A SPAC or Special Purpose Acquisition Company is a listed vehicle without assets (i.e., shell companies) that seeks to merge with an unlisted company - allowing the latter to go public.
SPACs are long-established vehicles that recently gained increased interest from investors for various transactions (e.g., transitioning a company from a private company to a publicly traded company) drawing regulatory attention to the issues they raise.
Issues pre and post acquisition include conflicts of interest, disclosures, allocation, conflicted transactions, local offering restrictions, key person, periodic reporting, proxy, information or tender offer statement.
To address these issues regulators around the globe are keeping a close watch on SPACs.

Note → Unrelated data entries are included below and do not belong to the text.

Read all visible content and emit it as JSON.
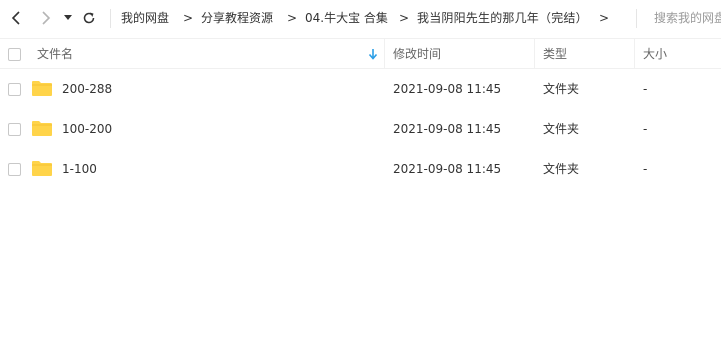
{
  "nav": {
    "back_icon": "chevron-left-icon",
    "forward_icon": "chevron-right-icon",
    "dropdown_icon": "caret-down-icon",
    "refresh_icon": "refresh-icon"
  },
  "breadcrumb": [
    {
      "label": "我的网盘"
    },
    {
      "label": "分享教程资源"
    },
    {
      "label": "04.牛大宝 合集"
    },
    {
      "label": "我当阴阳先生的那几年（完结）"
    }
  ],
  "breadcrumb_separator": ">",
  "search": {
    "placeholder": "搜索我的网盘文件"
  },
  "table": {
    "columns": {
      "name": "文件名",
      "modified": "修改时间",
      "type": "类型",
      "size": "大小"
    },
    "sort_icon": "arrow-down-icon",
    "rows": [
      {
        "name": "200-288",
        "modified": "2021-09-08 11:45",
        "type": "文件夹",
        "size": "-"
      },
      {
        "name": "100-200",
        "modified": "2021-09-08 11:45",
        "type": "文件夹",
        "size": "-"
      },
      {
        "name": "1-100",
        "modified": "2021-09-08 11:45",
        "type": "文件夹",
        "size": "-"
      }
    ]
  },
  "colors": {
    "folder": "#FFD44A",
    "sort_arrow": "#2b9ee6",
    "text": "#333333",
    "header_text": "#666666"
  }
}
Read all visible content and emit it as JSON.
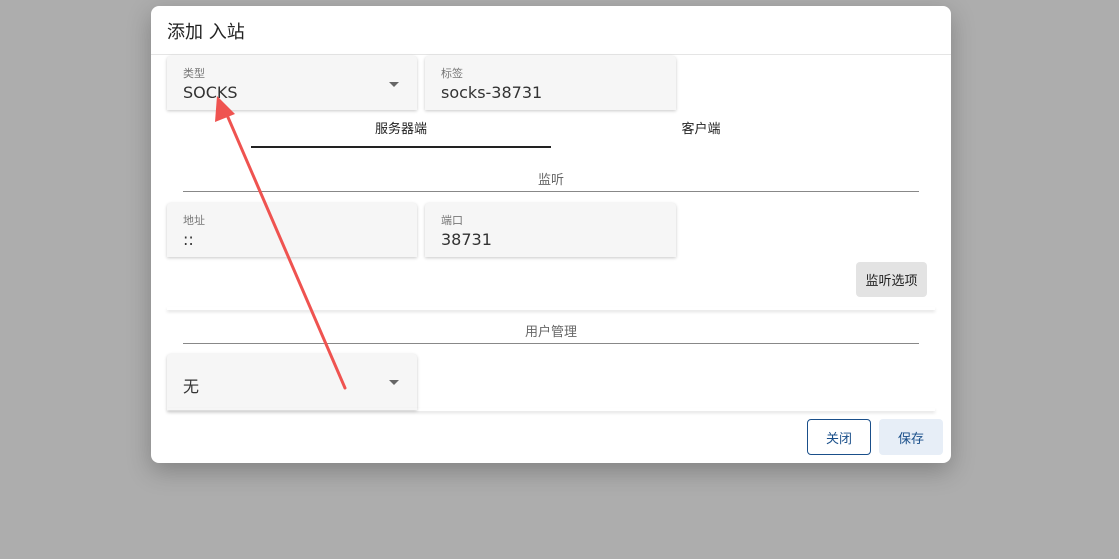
{
  "dialog": {
    "title": "添加 入站"
  },
  "fields": {
    "type": {
      "label": "类型",
      "value": "SOCKS"
    },
    "tag": {
      "label": "标签",
      "value": "socks-38731"
    },
    "address": {
      "label": "地址",
      "value": "::"
    },
    "port": {
      "label": "端口",
      "value": "38731"
    },
    "auth": {
      "value": "无"
    }
  },
  "tabs": [
    {
      "label": "服务器端",
      "active": true
    },
    {
      "label": "客户端",
      "active": false
    }
  ],
  "sections": {
    "listen": "监听",
    "users": "用户管理"
  },
  "buttons": {
    "listen_options": "监听选项",
    "close": "关闭",
    "save": "保存"
  },
  "colors": {
    "accent": "#1a4f8a",
    "annotation_arrow": "#ef5350"
  }
}
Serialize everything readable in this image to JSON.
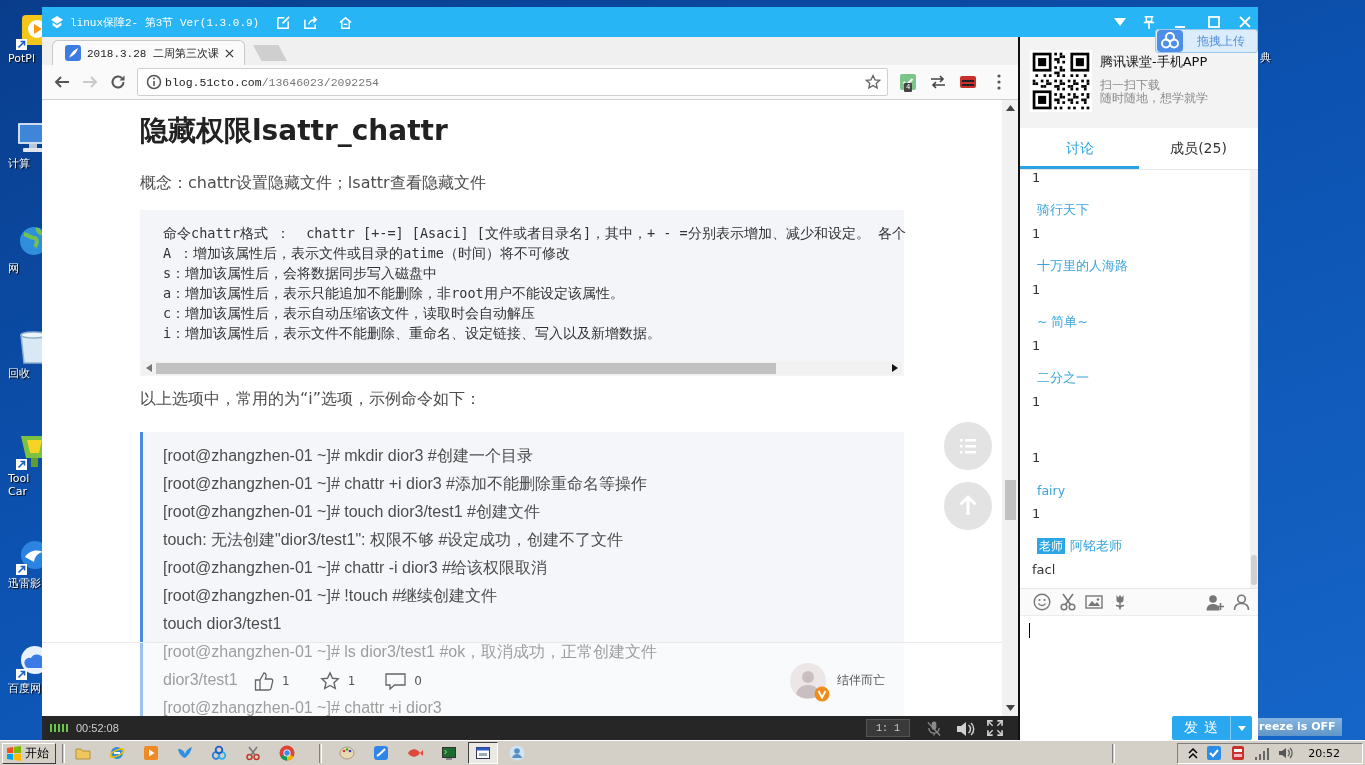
{
  "desktop": {
    "icons": [
      {
        "kind": "player",
        "label": "PotPl"
      },
      {
        "kind": "computer",
        "label": "计算"
      },
      {
        "kind": "network",
        "label": "网"
      },
      {
        "kind": "recycle",
        "label": "回收"
      },
      {
        "kind": "tool",
        "label": "Tool\nCar"
      },
      {
        "kind": "thunder",
        "label": "迅雷影"
      },
      {
        "kind": "cloud",
        "label": "百度网"
      }
    ],
    "right_label": "典",
    "notice": "reeze is OFF"
  },
  "window": {
    "title": "linux保障2- 第3节 Ver(1.3.0.9)",
    "upload_button": "拖拽上传"
  },
  "browser": {
    "tab": {
      "label": "2018.3.28 二周第三次课"
    },
    "nav": [
      {
        "kind": "back",
        "disabled": false
      },
      {
        "kind": "forward",
        "disabled": true
      },
      {
        "kind": "reload",
        "disabled": false
      }
    ],
    "address": {
      "host": "blog.51cto.com",
      "path": "/13646023/2092254"
    },
    "extension_badge": "4"
  },
  "article": {
    "title": "隐藏权限lsattr_chattr",
    "intro": "概念：chattr设置隐藏文件；lsattr查看隐藏文件",
    "options": [
      "命令chattr格式 ：  chattr [+-=] [Asaci] [文件或者目录名]，其中，+ - =分别表示增加、减少和设定。 各个",
      "A ：增加该属性后，表示文件或目录的atime（时间）将不可修改",
      "s：增加该属性后，会将数据同步写入磁盘中",
      "a：增加该属性后，表示只能追加不能删除，非root用户不能设定该属性。",
      "c：增加该属性后，表示自动压缩该文件，读取时会自动解压",
      "i：增加该属性后，表示文件不能删除、重命名、设定链接、写入以及新增数据。"
    ],
    "lead": "以上选项中，常用的为“i”选项，示例命令如下：",
    "example": [
      "[root@zhangzhen-01 ~]# mkdir dior3 #创建一个目录",
      "[root@zhangzhen-01 ~]# chattr +i dior3 #添加不能删除重命名等操作",
      "[root@zhangzhen-01 ~]# touch dior3/test1 #创建文件",
      "touch: 无法创建\"dior3/test1\": 权限不够 #设定成功，创建不了文件",
      "[root@zhangzhen-01 ~]# chattr -i dior3 #给该权限取消",
      "[root@zhangzhen-01 ~]# !touch #继续创建文件",
      "touch dior3/test1",
      "[root@zhangzhen-01 ~]# ls dior3/test1 #ok，取消成功，正常创建文件",
      "dior3/test1",
      "[root@zhangzhen-01 ~]# chattr +i dior3"
    ],
    "likes": "1",
    "favorites": "1",
    "comments": "0",
    "author": "结伴而亡"
  },
  "player": {
    "time": "00:52:08",
    "ratio": "1: 1"
  },
  "side": {
    "app": {
      "title": "腾讯课堂-手机APP",
      "line_1": "扫一扫下载",
      "line_2": "随时随地，想学就学"
    },
    "tabs": [
      {
        "label": "讨论",
        "selected": true
      },
      {
        "label": "成员(25)",
        "selected": false
      }
    ],
    "messages": [
      {
        "kind": "cut",
        "text": "1"
      },
      {
        "kind": "message",
        "name": "骑行天下",
        "text": "1"
      },
      {
        "kind": "message",
        "name": "十万里的人海路",
        "text": "1"
      },
      {
        "kind": "message",
        "name": "~ 简单~",
        "text": "1"
      },
      {
        "kind": "message",
        "name": "二分之一",
        "text": "1"
      },
      {
        "kind": "message",
        "text": "1"
      },
      {
        "kind": "message",
        "name": "fairy",
        "text": "1"
      },
      {
        "kind": "message",
        "badge": "老师",
        "name": "阿铭老师",
        "text": "facl"
      }
    ],
    "send": "发送"
  },
  "taskbar": {
    "start": "开始",
    "tasks": [
      {
        "kind": "palette",
        "selected": false
      },
      {
        "kind": "tile",
        "selected": false
      },
      {
        "kind": "fish",
        "selected": false
      },
      {
        "kind": "terminal",
        "selected": false
      },
      {
        "kind": "window",
        "selected": true
      },
      {
        "kind": "person",
        "selected": false
      }
    ],
    "clock": "20:52"
  }
}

In the US, the Securities and Exchange Commission (SEC), has, among others, (i) provided educational materials to investors looking to invest in these vehicles, (ii) cautioned investors against making investment decisions with respect to SPACs solely based on celebrity involvement, and (iii) provided guidance for sponsors relating to disclosure obligations.
Global standard-setting bodies are also taking action; a recent example is the IOSCO New SPAC Network launched in June of this year to facilitate information sharing and keep track of the developments in this area. IOSCO SPAC Network’s first meeting was held at the end of July to discuss the regulatory concerns raised by these investment vehicles.